Depuis les années 1980, on a assisté à une très forte diminution de ceux qui se déclarent catholiques, de 70 % en 1981 à 32 % en 2018 alors qu’à l’opposé la part de ceux qui indiquent n’appartenir à aucune religion 2 a augmenté de 26 % à 58 %. La part de protestants et d’autres types de religion a légèrement augmenté, de 3 % à 4 %. Celle des musulmans a plus nettement progressé, surtout entre 1999 et 2018, de 1,3 % à 6 % selon l’enquête Arval.

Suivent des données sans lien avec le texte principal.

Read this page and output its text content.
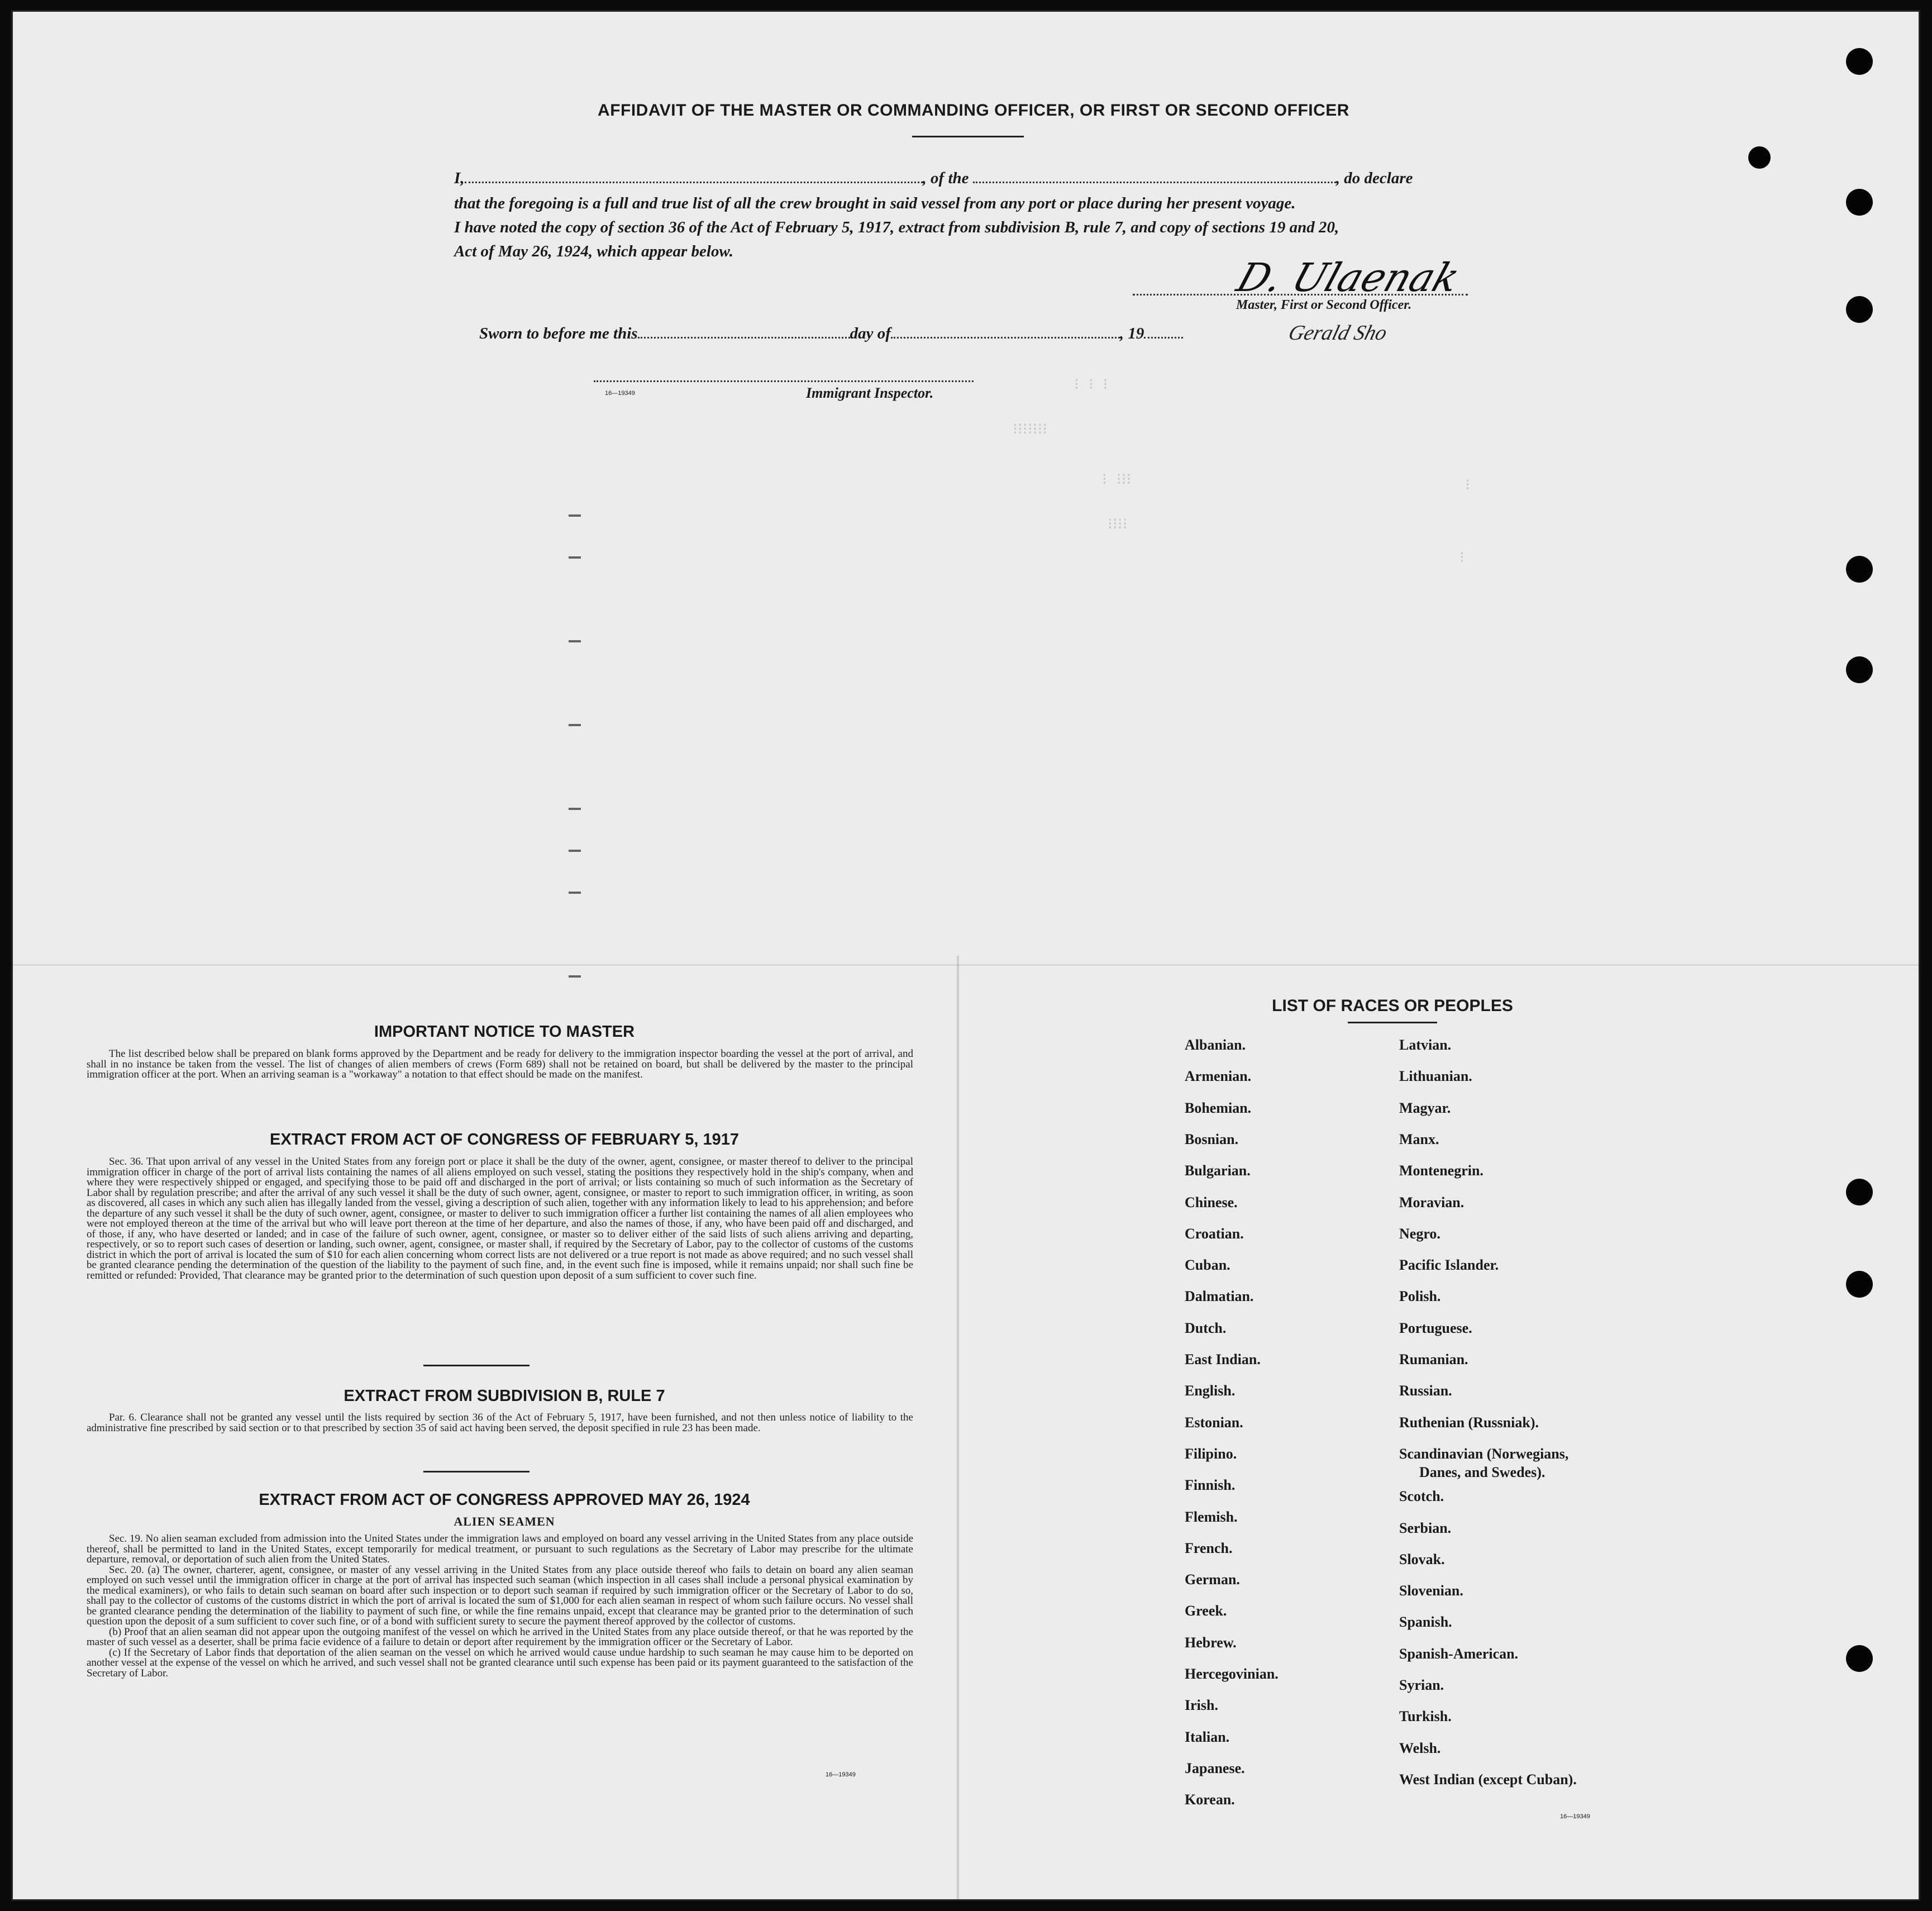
⁝ ⁝ ⁝
⁝⁝⁝⁝⁝⁝⁝
⁝ ⁝⁝⁝
⁝⁝⁝⁝
⁝
⁝
AFFIDAVIT OF THE MASTER OR COMMANDING OFFICER, OR FIRST OR SECOND OFFICER
I,	, of the	, do declare
that the foregoing is a full and true list of all the crew brought in said vessel from any port or place during her present voyage.
I have noted the copy of section 36 of the Act of February 5, 1917, extract from subdivision B, rule 7, and copy of sections 19 and 20,
Act of May 26, 1924, which appear below.
D. Ulaenak
Master, First or Second Officer.
Sworn to before me this	day of	, 19	Gerald Sho
16—19349	Immigrant Inspector.
IMPORTANT NOTICE TO MASTER

The list described below shall be prepared on blank forms approved by the Department and be ready for delivery to the immigration inspector boarding the vessel at the port of arrival, and shall in no instance be taken from the vessel. The list of changes of alien members of crews (Form 689) shall not be retained on board, but shall be delivered by the master to the principal immigration officer at the port. When an arriving seaman is a "workaway" a notation to that effect should be made on the manifest.

EXTRACT FROM ACT OF CONGRESS OF FEBRUARY 5, 1917

Sec. 36. That upon arrival of any vessel in the United States from any foreign port or place it shall be the duty of the owner, agent, consignee, or master thereof to deliver to the principal immigration officer in charge of the port of arrival lists containing the names of all aliens employed on such vessel, stating the positions they respectively hold in the ship's company, when and where they were respectively shipped or engaged, and specifying those to be paid off and discharged in the port of arrival; or lists containing so much of such information as the Secretary of Labor shall by regulation prescribe; and after the arrival of any such vessel it shall be the duty of such owner, agent, consignee, or master to report to such immigration officer, in writing, as soon as discovered, all cases in which any such alien has illegally landed from the vessel, giving a description of such alien, together with any information likely to lead to his apprehension; and before the departure of any such vessel it shall be the duty of such owner, agent, consignee, or master to deliver to such immigration officer a further list containing the names of all alien employees who were not employed thereon at the time of the arrival but who will leave port thereon at the time of her departure, and also the names of those, if any, who have been paid off and discharged, and of those, if any, who have deserted or landed; and in case of the failure of such owner, agent, consignee, or master so to deliver either of the said lists of such aliens arriving and departing, respectively, or so to report such cases of desertion or landing, such owner, agent, consignee, or master shall, if required by the Secretary of Labor, pay to the collector of customs of the customs district in which the port of arrival is located the sum of $10 for each alien concerning whom correct lists are not delivered or a true report is not made as above required; and no such vessel shall be granted clearance pending the determination of the question of the liability to the payment of such fine, and, in the event such fine is imposed, while it remains unpaid; nor shall such fine be remitted or refunded: Provided, That clearance may be granted prior to the determination of such question upon deposit of a sum sufficient to cover such fine.

EXTRACT FROM SUBDIVISION B, RULE 7

Par. 6. Clearance shall not be granted any vessel until the lists required by section 36 of the Act of February 5, 1917, have been furnished, and not then unless notice of liability to the administrative fine prescribed by said section or to that prescribed by section 35 of said act having been served, the deposit specified in rule 23 has been made.

EXTRACT FROM ACT OF CONGRESS APPROVED MAY 26, 1924
ALIEN SEAMEN

Sec. 19. No alien seaman excluded from admission into the United States under the immigration laws and employed on board any vessel arriving in the United States from any place outside thereof, shall be permitted to land in the United States, except temporarily for medical treatment, or pursuant to such regulations as the Secretary of Labor may prescribe for the ultimate departure, removal, or deportation of such alien from the United States.

Sec. 20. (a) The owner, charterer, agent, consignee, or master of any vessel arriving in the United States from any place outside thereof who fails to detain on board any alien seaman employed on such vessel until the immigration officer in charge at the port of arrival has inspected such seaman (which inspection in all cases shall include a personal physical examination by the medical examiners), or who fails to detain such seaman on board after such inspection or to deport such seaman if required by such immigration officer or the Secretary of Labor to do so, shall pay to the collector of customs of the customs district in which the port of arrival is located the sum of $1,000 for each alien seaman in respect of whom such failure occurs. No vessel shall be granted clearance pending the determination of the liability to payment of such fine, or while the fine remains unpaid, except that clearance may be granted prior to the determination of such question upon the deposit of a sum sufficient to cover such fine, or of a bond with sufficient surety to secure the payment thereof approved by the collector of customs.

(b) Proof that an alien seaman did not appear upon the outgoing manifest of the vessel on which he arrived in the United States from any place outside thereof, or that he was reported by the master of such vessel as a deserter, shall be prima facie evidence of a failure to detain or deport after requirement by the immigration officer or the Secretary of Labor.

(c) If the Secretary of Labor finds that deportation of the alien seaman on the vessel on which he arrived would cause undue hardship to such seaman he may cause him to be deported on another vessel at the expense of the vessel on which he arrived, and such vessel shall not be granted clearance until such expense has been paid or its payment guaranteed to the satisfaction of the Secretary of Labor.

16—19349
LIST OF RACES OR PEOPLES
Albanian.
Armenian.
Bohemian.
Bosnian.
Bulgarian.
Chinese.
Croatian.
Cuban.
Dalmatian.
Dutch.
East Indian.
English.
Estonian.
Filipino.
Finnish.
Flemish.
French.
German.
Greek.
Hebrew.
Hercegovinian.
Irish.
Italian.
Japanese.
Korean.
Latvian.
Lithuanian.
Magyar.
Manx.
Montenegrin.
Moravian.
Negro.
Pacific Islander.
Polish.
Portuguese.
Rumanian.
Russian.
Ruthenian (Russniak).
Scandinavian (Norwegians,
Danes, and Swedes).
Scotch.
Serbian.
Slovak.
Slovenian.
Spanish.
Spanish-American.
Syrian.
Turkish.
Welsh.
West Indian (except Cuban).
16—19349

La croyance se distingue de la pratique religieuse. Selon les données 2021 de l’Ifop, 6,6 % des Français se disent catholiques pratiquants. L’institut ne distingue pas les pratiquants pour les autres religions, mais une enquête du même institut menée en 2019 indiquait que seuls 38 % des musulmans interrogés disent aller généralement à la mosquée le vendredi, ce qui représente environ 1,6 % de la population française si l’on se base sur les données 2021 de l’Ifop, qui enregistre 4,2 % de musulmans. Au total, les religieux pratiquants ne représentent depuis longtemps dans la société française qu’une très petite minorité. Au total, selon l’enquête Arval, 12 % de la population assiste à un service religieux au moins une fois par mois (données 2018) et 8 % chaque semaine. En 1981, les proportions étaient respectivement de 18 % et 12 %.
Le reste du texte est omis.